Si la epidemia que se va aplanando rebrota, no será por culpa de los niños. Estos, señalados como los grandes transmisores del virus, no lo son, y sí muchas de las decisiones improvisadas, tomadas a la ligera, que desde el Ejecutivo se tomaron, y aquellas otras que, dictadas por la prudencia y el sentido común, se dejaron de tomar. Tampoco el comportamiento de los particulares, indiferentes a la amenaza cierta del virus que se extendía letal e imparable por el mundo, contribuyó a detener su carrera infernal. Sin embargo, es a los niños a quien sentencia el estigma y siguen purgando la condena de ese juicio sumarísimo en la prisión de sus domicilios.
Si el número de contagios se dispara a partir de éste lunes, cuando a los trabajadores llamados esenciales se les ha mandado inermes al tajo, no será por los niños, cuya salud, física y psíquica, no parece importar gran cosa al lado de la salud económica. Ésta necesita protegerse; aquella, al parecer, no. Se comprende que en el dilema gubernamental de optar entre la salud y la producción se busque un equilibrio que salvaguarde ambas, pero, dejando a un lado el hecho de que en las actuales circunstancias no se puede aspirar a salvaguardar las dos cosas, lo que no se comprende es que en esa búsqueda imposible se sacrifique precisamente a los niños, que no necesitan más que dar cuatro carreras, tres saltos y un par de chillidos de júbilo por recobrar la libertad, o un poco de ella.

A ningún niño se le ha visto deambulando por las calles con o sin bolsa de la compra, ni paseando interminablemente al perro, ni tratando de pirarse al chalet de la sierra durante éste mes algo de encierro, de suerte que la probabilidad de que los críos sean portadores y contagiadores del virus es remota, a menos que hayan estado en casa bajo la férula de alguno de esos adultos incívicos que se han saltado la cuarentena y han pillado el bicho por ahí. Además de ser limpios, porque son niños, puede decirse que también lo están del morbo que nos ha tronchado la vida, y es inaceptable que se les mantenga en el cepo que, con graves consecuencias para su salud mental y su desarrollo, les aherroja.

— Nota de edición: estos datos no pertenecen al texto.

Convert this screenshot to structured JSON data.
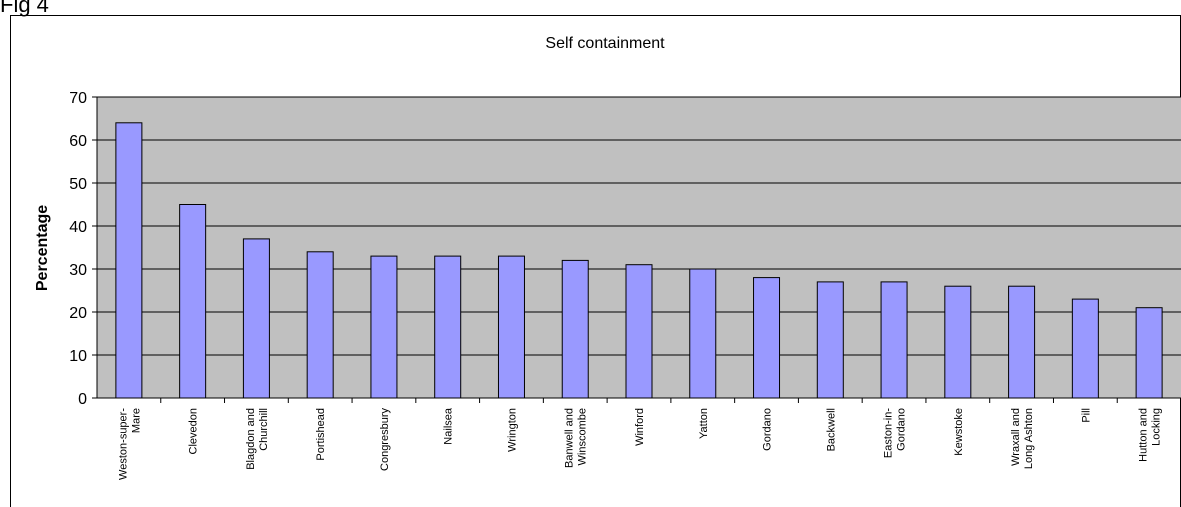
{
  "figure_label": "Fig 4",
  "chart_data": {
    "type": "bar",
    "title": "Self containment",
    "xlabel": "",
    "ylabel": "Percentage",
    "ylim": [
      0,
      70
    ],
    "yticks": [
      0,
      10,
      20,
      30,
      40,
      50,
      60,
      70
    ],
    "grid": true,
    "legend": "none",
    "colors": {
      "bar_fill": "#9999ff",
      "plot_background": "#c0c0c0"
    },
    "categories": [
      "Weston-super-Mare",
      "Clevedon",
      "Blagdon and Churchill",
      "Portishead",
      "Congresbury",
      "Nailsea",
      "Wrington",
      "Banwell and Winscombe",
      "Winford",
      "Yatton",
      "Gordano",
      "Backwell",
      "Easton-in-Gordano",
      "Kewstoke",
      "Wraxall and Long Ashton",
      "Pill",
      "Hutton and Locking"
    ],
    "category_lines": [
      [
        "Weston-super-",
        "Mare"
      ],
      [
        "Clevedon"
      ],
      [
        "Blagdon and",
        "Churchill"
      ],
      [
        "Portishead"
      ],
      [
        "Congresbury"
      ],
      [
        "Nailsea"
      ],
      [
        "Wrington"
      ],
      [
        "Banwell and",
        "Winscombe"
      ],
      [
        "Winford"
      ],
      [
        "Yatton"
      ],
      [
        "Gordano"
      ],
      [
        "Backwell"
      ],
      [
        "Easton-in-",
        "Gordano"
      ],
      [
        "Kewstoke"
      ],
      [
        "Wraxall and",
        "Long Ashton"
      ],
      [
        "Pill"
      ],
      [
        "Hutton and",
        "Locking"
      ]
    ],
    "values": [
      64,
      45,
      37,
      34,
      33,
      33,
      33,
      32,
      31,
      30,
      28,
      27,
      27,
      26,
      26,
      23,
      21
    ]
  }
}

Los niños están hasta los mismísimos de dibujar la vida: quieren, necesitan, volver a vivirla, bebérsela a tragos como solían y deben. Pero han caído en una sociedad, en un mundo, donde el "adultocentrismo" lamina, contraviniendo la ley natural, sus necesidades y sus derechos. Fórmulas hay, si se buscan, para que los niños salgan a darse un garbeo, sin juntarse con sus pares y en compañía vigilante de un adulto, a fin de evitarles los estragos de un confinamiento excesivo. Fórmulas hay, pero no quien, debiéndolas encontrar, las busque.